PHARMACOKINETIC INTERACTIONS OF NORFLOXACIN WITH SOME METALLIC MEDICINAL AGENTS

The influence of some metallic therapeutic compounds on the pharmacokinetics of orally administered norfloxacin in healthy human volunteers has been examined. The in vitro availability of norfloxacin in dissolution media containing these metallic compounds was also studied. Peak saliva concentration (C(max)) and bioavailability (AUC0-9) of norfloxacin were reduced by approx. 35-fold, 3-5 fold and 40-50% when co-administered with ferrous sulphate, magnesium trisilicate and potassium citrate, respectively. Concomitant administration with sodium bicarbonate and aluminium hydroxide did not significantly modify the pharmacokinetics of norfloxacin but calcium carbonate reduced its bioavailability by 47%. The absorption and elimination rates of norfloxacin were not affected by the metallic compounds, except potassium citrate which decreased both the absorption and elimination of the drug. There was some degree of correlation between the saliva, urine and in vitro results.

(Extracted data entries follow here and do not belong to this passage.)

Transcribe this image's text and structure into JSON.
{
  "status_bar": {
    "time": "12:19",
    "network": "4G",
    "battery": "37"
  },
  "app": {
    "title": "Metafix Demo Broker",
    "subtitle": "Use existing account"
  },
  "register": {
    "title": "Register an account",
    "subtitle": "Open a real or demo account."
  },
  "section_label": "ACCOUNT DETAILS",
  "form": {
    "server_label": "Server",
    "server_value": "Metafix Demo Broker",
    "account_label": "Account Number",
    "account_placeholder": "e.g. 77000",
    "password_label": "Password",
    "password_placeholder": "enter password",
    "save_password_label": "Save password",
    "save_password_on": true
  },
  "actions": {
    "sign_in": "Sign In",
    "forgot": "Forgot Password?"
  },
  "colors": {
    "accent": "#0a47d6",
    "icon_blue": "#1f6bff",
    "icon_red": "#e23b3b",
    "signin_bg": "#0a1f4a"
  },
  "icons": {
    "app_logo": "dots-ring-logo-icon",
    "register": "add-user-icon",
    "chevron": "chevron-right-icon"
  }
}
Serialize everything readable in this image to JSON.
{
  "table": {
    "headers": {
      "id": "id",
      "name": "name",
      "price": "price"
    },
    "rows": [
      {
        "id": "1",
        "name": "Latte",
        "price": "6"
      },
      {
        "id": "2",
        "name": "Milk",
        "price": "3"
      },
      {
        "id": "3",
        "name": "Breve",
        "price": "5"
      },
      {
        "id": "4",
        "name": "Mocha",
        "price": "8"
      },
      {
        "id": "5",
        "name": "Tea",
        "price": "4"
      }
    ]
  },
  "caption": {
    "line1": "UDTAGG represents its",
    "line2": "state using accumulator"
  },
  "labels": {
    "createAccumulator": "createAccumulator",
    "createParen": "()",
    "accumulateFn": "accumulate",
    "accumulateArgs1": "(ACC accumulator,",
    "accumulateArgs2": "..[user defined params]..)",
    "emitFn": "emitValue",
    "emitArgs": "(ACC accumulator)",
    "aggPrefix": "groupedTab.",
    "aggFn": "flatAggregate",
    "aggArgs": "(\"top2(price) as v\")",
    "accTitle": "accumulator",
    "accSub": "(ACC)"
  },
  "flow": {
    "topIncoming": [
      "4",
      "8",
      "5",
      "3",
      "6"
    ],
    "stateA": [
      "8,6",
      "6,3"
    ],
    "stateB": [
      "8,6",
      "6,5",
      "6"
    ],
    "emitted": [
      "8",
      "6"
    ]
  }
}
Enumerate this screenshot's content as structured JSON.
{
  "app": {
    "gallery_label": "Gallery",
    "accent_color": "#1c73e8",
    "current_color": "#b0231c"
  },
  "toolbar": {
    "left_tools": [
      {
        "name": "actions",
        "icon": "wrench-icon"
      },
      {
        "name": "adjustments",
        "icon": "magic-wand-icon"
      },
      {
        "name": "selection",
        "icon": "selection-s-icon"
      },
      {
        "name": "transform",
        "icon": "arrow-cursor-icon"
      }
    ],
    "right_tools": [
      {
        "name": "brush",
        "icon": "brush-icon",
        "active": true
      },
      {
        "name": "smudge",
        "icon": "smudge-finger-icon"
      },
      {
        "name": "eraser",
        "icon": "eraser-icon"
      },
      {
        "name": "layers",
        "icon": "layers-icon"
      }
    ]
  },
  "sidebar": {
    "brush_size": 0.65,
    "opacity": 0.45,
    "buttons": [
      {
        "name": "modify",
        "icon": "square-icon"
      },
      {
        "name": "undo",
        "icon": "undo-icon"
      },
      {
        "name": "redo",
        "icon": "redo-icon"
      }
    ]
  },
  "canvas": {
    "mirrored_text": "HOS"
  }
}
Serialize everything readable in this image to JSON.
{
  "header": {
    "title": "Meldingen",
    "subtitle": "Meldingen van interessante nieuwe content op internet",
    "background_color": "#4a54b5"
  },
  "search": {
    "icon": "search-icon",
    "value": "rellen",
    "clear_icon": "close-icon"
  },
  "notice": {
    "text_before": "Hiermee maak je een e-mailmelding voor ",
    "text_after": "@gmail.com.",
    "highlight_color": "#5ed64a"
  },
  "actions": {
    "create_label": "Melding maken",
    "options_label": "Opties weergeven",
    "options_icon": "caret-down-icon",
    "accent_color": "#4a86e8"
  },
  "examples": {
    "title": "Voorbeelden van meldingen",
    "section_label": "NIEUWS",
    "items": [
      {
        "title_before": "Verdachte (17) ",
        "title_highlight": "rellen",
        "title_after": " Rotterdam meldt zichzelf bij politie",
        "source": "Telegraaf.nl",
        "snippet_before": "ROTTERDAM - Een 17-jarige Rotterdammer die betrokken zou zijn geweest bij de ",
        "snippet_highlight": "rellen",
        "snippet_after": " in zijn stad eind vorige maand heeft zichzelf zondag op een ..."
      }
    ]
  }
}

Based on the data obtained, it was evident that norfloxacin formed unabsorbable and/or antibacterially inactive/less active complexes with Fe2+, Mg2+ and Al3+. Complex formation, adsorption and pH-mediated effects were proposed as factors responsible for the alteration of the pharmacokinetics of norfloxacin by the co-administered agents. There was no clearly discernible link between the valency of the metal ion and its influence on norfloxacin pharmacokinetics.